Writing this screenplay is highlighting some of the differences between the two. “Our politics are slightly different so it is a bit of a radioactive subject for us, as friends and as partners, but that’s part of the fun.” Essentially, though, “we violently agree,” on most issues, although Gordon said he views the material “through the prism of an American Jew and an unapologetic Zionist.”
As an American Jew living in Queens, “I grew up in the second wave, of the Yom Kippur War, of having gone on American Zionist youth foundation summer trips to Israel... But it is interesting, as an adult and as a critical thinker, to take those primitive assumptions and recognize them a little more soberly now and to look at how complicated at the very least it all is.”

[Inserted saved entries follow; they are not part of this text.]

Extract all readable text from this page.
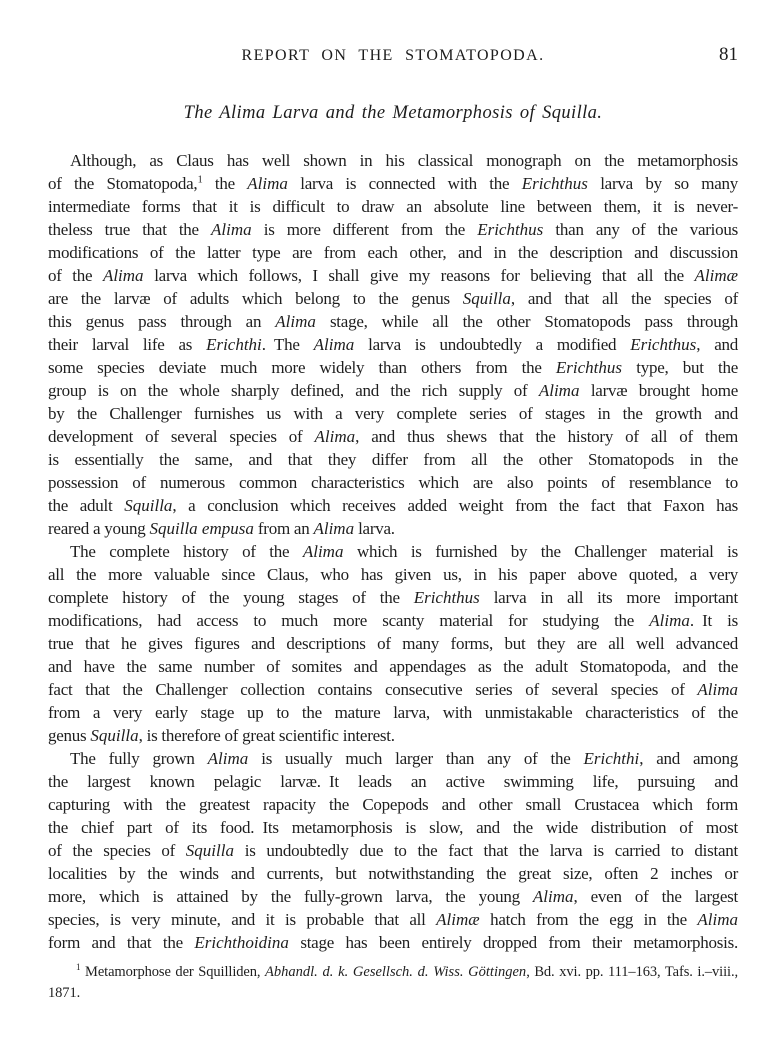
REPORT ON THE STOMATOPODA.	81
The Alima Larva and the Metamorphosis of Squilla.
Although, as Claus has well shown in his classical monograph on the metamorphosis
of the Stomatopoda,$^1$ the Alima larva is connected with the Erichthus larva by so many
intermediate forms that it is difficult to draw an absolute line between them, it is never-
theless true that the Alima is more different from the Erichthus than any of the various
modifications of the latter type are from each other, and in the description and discussion
of the Alima larva which follows, I shall give my reasons for believing that all the Alimæ
are the larvæ of adults which belong to the genus Squilla, and that all the species of
this genus pass through an Alima stage, while all the other Stomatopods pass through
their larval life as Erichthi. The Alima larva is undoubtedly a modified Erichthus, and
some species deviate much more widely than others from the Erichthus type, but the
group is on the whole sharply defined, and the rich supply of Alima larvæ brought home
by the Challenger furnishes us with a very complete series of stages in the growth and
development of several species of Alima, and thus shews that the history of all of them
is essentially the same, and that they differ from all the other Stomatopods in the
possession of numerous common characteristics which are also points of resemblance to
the adult Squilla, a conclusion which receives added weight from the fact that Faxon has
reared a young Squilla empusa from an Alima larva.
The complete history of the Alima which is furnished by the Challenger material is
all the more valuable since Claus, who has given us, in his paper above quoted, a very
complete history of the young stages of the Erichthus larva in all its more important
modifications, had access to much more scanty material for studying the Alima. It is
true that he gives figures and descriptions of many forms, but they are all well advanced
and have the same number of somites and appendages as the adult Stomatopoda, and the
fact that the Challenger collection contains consecutive series of several species of Alima
from a very early stage up to the mature larva, with unmistakable characteristics of the
genus Squilla, is therefore of great scientific interest.
The fully grown Alima is usually much larger than any of the Erichthi, and among
the largest known pelagic larvæ. It leads an active swimming life, pursuing and
capturing with the greatest rapacity the Copepods and other small Crustacea which form
the chief part of its food. Its metamorphosis is slow, and the wide distribution of most
of the species of Squilla is undoubtedly due to the fact that the larva is carried to distant
localities by the winds and currents, but notwithstanding the great size, often 2 inches or
more, which is attained by the fully-grown larva, the young Alima, even of the largest
species, is very minute, and it is probable that all Alimæ hatch from the egg in the Alima
form and that the Erichthoidina stage has been entirely dropped from their metamorphosis.
$^1$ Metamorphose der Squilliden, Abhandl. d. k. Gesellsch. d. Wiss. Göttingen, Bd. xvi. pp. 111–163, Tafs. i.–viii.,
1871.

JUST AS it was for the heroine of Homeland, Carrie Mathison (Claire Danes), “9/11 was a turning point for me. I was working on 24 but it took on a whole new meaning when 9/11 happened. What had been purely entertainment became a vehicle for bigger ideas.”
He widened his perspective on counterterrorism with Homeland, which took the Israeli series, Prisoners of War by Gideon Raff, about Israeli prisoners who return to Israel after being turned by their captors, and moved it to America, adding the element of a bipolar female CIA agent. The portrayal of this agent has been hailed as one of the most realistic looks at someone struggling with bipolar disorder ever dramatized.
Interestingly, Gordon and Gansa did not set out to create a bipolar character. “Carrie’s bipolarity came in many, many drafts later. We didn’t decide she was bipolar but she behaved in a whole bunch of ways and we realized that her promiscuity, her impulsivity, her hyper intelligence, I mean there were a lot of details and behaviors that turned out to be manifestations of bipolarity and we realized that she was diagnostically, clinically bipolar. We didn’t build her from the outside in, we built her from the inside out and we kind of diagnosed her by the 15th draft.”
While I had him on Zoom, I realized I had a chance to get all my lingering Homeland questions answered, but there was only time for one: What was the background of the enigmatically named Dar Adal, a malevolent but effective CIA agent played by F. Murray Abraham? It turned out that Gordon was not sure himself. Henry Bromell, one of the writers, whose father was a CIA station chief, came up with the name.
“He was meant to be Lebanese, I think,” said Gordon.
As he works on Dinner at the Center of the Earth, he said he knew that anything to do with the Israeli-Arab conflict is by nature divisive but that he was ready for whatever fallout would come his way.
Anything to do with that the conflict “is a Rorschach test for so many people,” he said. “We knew we would get a lot of scrutiny... It’s going to become a partisan thing very quickly no matter what you do, so you should probably just tell the story. Like Our Boys was a very incendiary thing for a lot of people.”
Talking about the fact that much of the criticism of Our Boys came from people – including Prime Minister Benjamin Netanyahu – who had never seen the series, he said he could relate. “I’ve been criticized a lot by people who have never seen my work. It’s actually stunning that people would have the audacity to tender an opinion without having actually seen something, but, boy, it doesn’t stop them.”
He was philosophical about the inevitable storm that will come his way once Dinner is released. “It’s an opportunity to hold up a mirror of sorts, even if people think it’s a distorted mirror, to promote that kind of conversation I think is actually an important thing for any culture and any society to engage in.”